MINNEAPOLIS — The Minnesota Vikings' defense — a unit that ranks second in the league in defense, and fourth in sacks — was already going to be a stern challenge for any offensive line the Indianapolis Colts trotted out to the U.S. Bank Stadium turf Sunday afternoon.
But thanks to a variety of injuries up front, the Colts on Sunday used an offensive line that included three rookies at center, right guard and right tackle, and had a left guard in Jonotthan Harrison, a natural center, playing the position in a game for just the second time.

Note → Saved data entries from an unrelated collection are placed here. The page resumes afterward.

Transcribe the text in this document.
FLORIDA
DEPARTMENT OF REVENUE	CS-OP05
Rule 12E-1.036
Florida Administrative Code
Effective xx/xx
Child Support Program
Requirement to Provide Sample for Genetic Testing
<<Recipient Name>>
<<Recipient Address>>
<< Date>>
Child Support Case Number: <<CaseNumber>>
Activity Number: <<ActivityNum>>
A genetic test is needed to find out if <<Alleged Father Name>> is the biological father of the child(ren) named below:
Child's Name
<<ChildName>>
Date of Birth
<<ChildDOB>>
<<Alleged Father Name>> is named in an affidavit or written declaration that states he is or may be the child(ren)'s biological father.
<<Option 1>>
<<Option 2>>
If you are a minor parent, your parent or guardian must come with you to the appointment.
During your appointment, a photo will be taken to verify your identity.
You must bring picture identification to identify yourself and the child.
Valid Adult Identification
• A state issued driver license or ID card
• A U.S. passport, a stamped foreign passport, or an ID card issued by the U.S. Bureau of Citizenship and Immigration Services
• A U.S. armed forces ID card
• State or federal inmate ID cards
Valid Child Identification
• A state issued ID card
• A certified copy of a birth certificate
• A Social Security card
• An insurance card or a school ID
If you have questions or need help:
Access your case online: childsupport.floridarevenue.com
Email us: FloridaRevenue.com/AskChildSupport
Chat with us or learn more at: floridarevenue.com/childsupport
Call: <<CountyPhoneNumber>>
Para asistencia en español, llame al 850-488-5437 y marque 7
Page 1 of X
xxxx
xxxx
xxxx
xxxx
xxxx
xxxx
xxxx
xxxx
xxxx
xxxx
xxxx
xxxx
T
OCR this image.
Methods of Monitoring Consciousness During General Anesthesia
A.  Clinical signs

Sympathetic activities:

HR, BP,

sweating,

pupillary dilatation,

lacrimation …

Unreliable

A few days before the game, an optimistic Chuck Pagano was asked about the challenge of such an inexperienced offensive front going up against one of the best defenses in the league.
"They're up for the challenge," Pagano said. "They're going to play great."
They would do just that.
The line dominated in all areas, opening plenty of holes in the running game and keeping quarterback Andrew Luck clean to the tune of zero sacks, and the Colts used that performance to their advantage in their 34-6 dominating road victory over the Vikings.
"You just see those guys put the time in, day in and day out," Pagano said after Sunday's game. "They prepare for the moment, and they rose to the occasion. They played well."
The Colts on Sunday used their usual left tackle and center, Anthony Castonzo and first-round pick Ryan Kelly, as well as rookie Joe Haeg, who has been a mainstay at both guard and tackle for most of the season, set to play right guard in place of Denzelle Good, who missed his second straight game with a concussion.
But with Harrison at left guard for Jack Mewhort, who was placed on injured reserve last week after injuring his knee, and another rookie Le'Raven Clark getting his first-career start at right tackle in place of an injured Joe Reitz (back), the Colts knew they'd have to get in a solid week of practice to get as much continuity as possible working in their favor heading into their game in Minnesota.
The result? A season-high-tying 161 yards rushing and two touchdowns on the ground on the afternoon, and zero sacks allowed to a Vikings defense that came into the game with 35 sacks, which ranked fourth in the league.
Not only did the likes of Danielle Hunter (10.5 sacks in 2016), Everson Griffen (eight sacks) and Brian Robison (seven sacks) fail to register a sack on Sunday, but they barely even sniffed Luck's white No. 12 jersey thanks to the big men up front for Indianapolis.
The Indianapolis Colts traveled to play the Minnesota Vikings in Week 15.
The first half of the season, the Colts' offense line had an obvious issue giving up sacks (their 31 sacks allowed were the most in the league). But in the six games since, no matter who Indianapolis has played along the line, those numbers have improved drastically, as the Colts have allowed just nine sacks during that span.
"I had full confidence in those guys to go out there and do a really good job," said Luck, who completed 21 of 28 passes for 250 yards and two touchdowns on the day. "I think I told someone last night during our production meeting that, 'You will be pleasantly surprised with how these guys play.' They work their butts off. They do everything right and it was really, really good to see it all come together today."
One of the other primary beneficiaries of the Colts' stout play up front on Sunday was No. 2 running back Robert Turbin, who ran seven times for 32 yards and two touchdowns, the second of which was a tough, tough six-yard scoring play that extended Indianapolis' lead to 24-0 in the second quarter.
Turbin — who combined with Frank Gore to run 33 times for 133 yards on Sunday — gave all the credit to the offensive linemen up front.
"The offensive line. Plain and simple," Turbin said when asked about how the offense was able to get things going against the Vikings. "I mean, those guys a great job today. Pushed guys off of the ball, opened up some great holes, finishing, their blocks at the end of the play — I mean, if you want to talk about playing to the whistle, offensive line did a great job of doing that today."
To Turbin, the final result on Sunday was "just a testament" to all of the offensive linemen's hard work, especially those thrust into starting spots.
"Every single day they prepare, they work hard in practice, and they've been getting better all year long," he said. "And today, when we had to have it, they showed up big time. And, man, it's incredible to see that."
No matter who the Colts trot out along the offensive line next week, the challenge remains tough in their next game on Saturday against the Raiders in Oakland, who feature Khalil Mack, whose 11 sacks are tied for the fifth most in the league.
But after the way the offensive line gelled and performed on Sunday against the Vikings, the Colts are confident that they can keep the momentum going the rest of the way.
"I mean, I can't say enough about those guys and the job that Coach (Joe) Philbin, Coach (Joe) Gilbert and Coach (Frank) Giufre, and the way those guys played," Pagano said. "This is a really good football team, and the No. 2-ranked defense in the league, and they do a great job coaching them; they've got good players. And for our guys to come in and step up and rise to challenge, it was just a tremendous thing."